Modal Decomposition of Feedback Delay Networks
Sebastian J. Schlecht, Emanuël A. P. Habets
TL;DR
This work tackles the challenging problem of obtaining a full modal decomposition for large feedback delay networks (FDNs) used in artificial reverberation. It introduces a polynomial matrix formulation of the generalized characteristic polynomial and solves for all poles simultaneously using the Ehrlich-Aberth Iteration, augmented with an efficient approximate deflation scheme and residue computation via adjugates. The approach delivers dramatic speedups over traditional matrix-eigenvalue or scalar-root methods, enabling reliable modal synthesis and extensive statistical analyses of pole-residue distributions under various attenuation schemes.

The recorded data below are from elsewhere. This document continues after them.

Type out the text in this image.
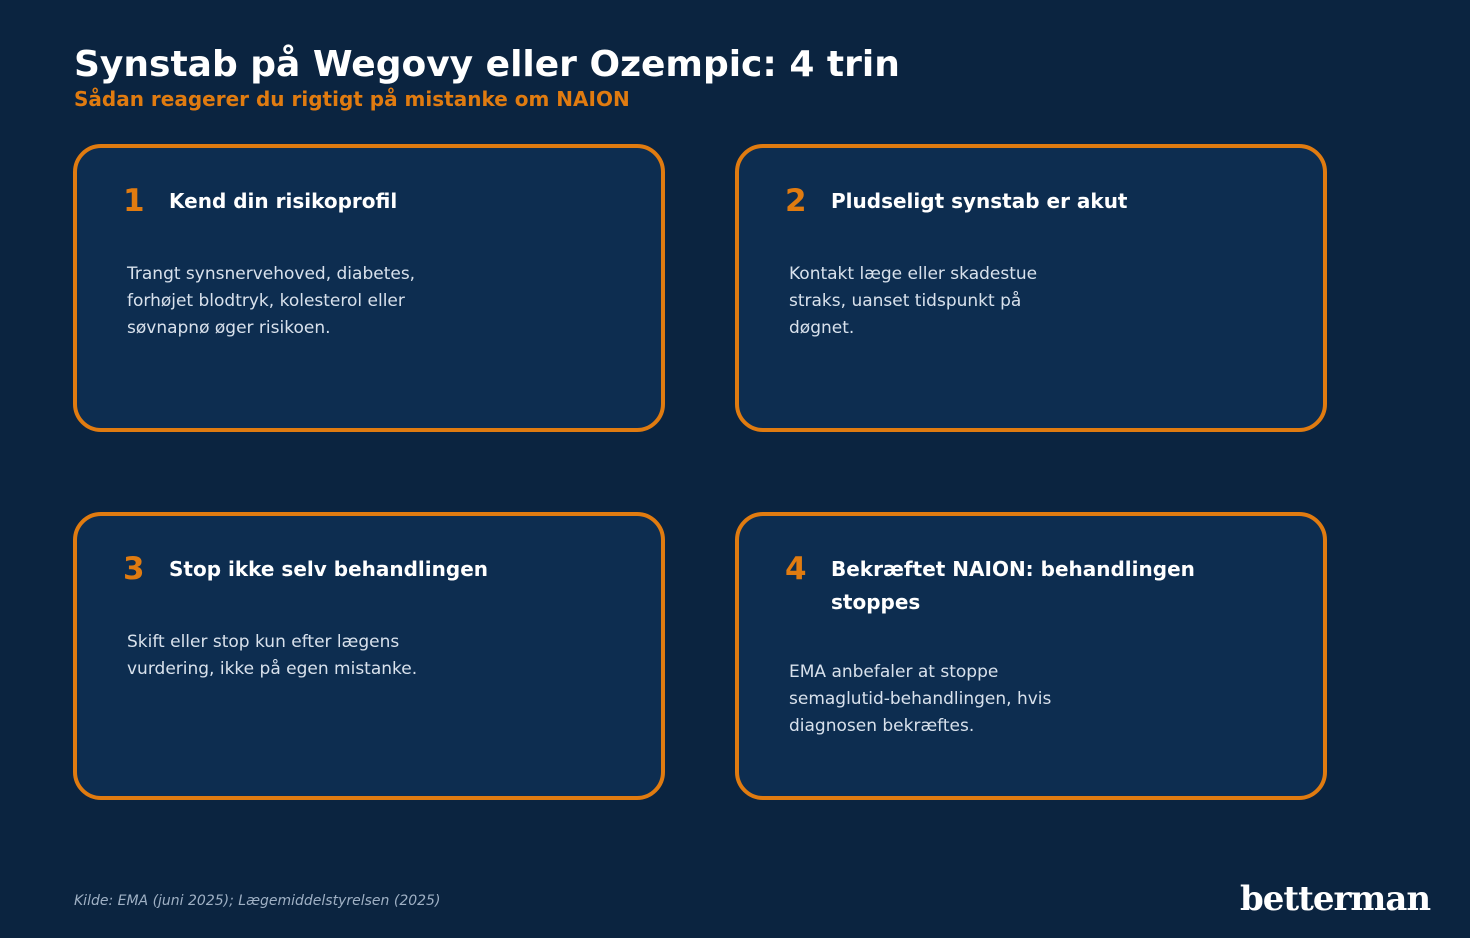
Synstab på Wegovy eller Ozempic: 4 trin
Sådan reagerer du rigtigt på mistanke om NAION
1 Kend din risikoprofil
Trangt synsnervehoved, diabetes, forhøjet blodtryk, kolesterol eller søvnapnø øger risikoen.
2 Pludseligt synstab er akut
Kontakt læge eller skadestue straks, uanset tidspunkt på døgnet.
3 Stop ikke selv behandlingen
Skift eller stop kun efter lægens vurdering, ikke på egen mistanke.
4 Bekræftet NAION: behandlingen stoppes
EMA anbefaler at stoppe semaglutid-behandlingen, hvis diagnosen bekræftes.
Kilde: EMA (juni 2025); Lægemiddelstyrelsen (2025)	betterman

The results reveal that, in lossless random FDNs, mode frequencies are nearly equidistributed while a small subset of high-energy modes dominates late reverberation, offering practical guidance for FDN design and optimization.
Abstract
Feedback delay networks (FDNs) belong to a general class of recursive filters which are widely used in sound synthesis and physical modeling applications. We present a numerical technique to compute the modal decomposition of the FDN transfer function. The proposed pole finding algorithm is based on the Ehrlich-Aberth iteration for matrix polynomials and has improved computational performance of up to three orders of magnitude compared to a scalar polynomial root finder. We demonstrate how explicit knowledge of the FDN's modal behavior facilitates analysis and improvements for artificial reverberation. The statistical distribution of mode frequency and residue magnitudes demonstrate that relatively few modes contribute a large portion of impulse response energy.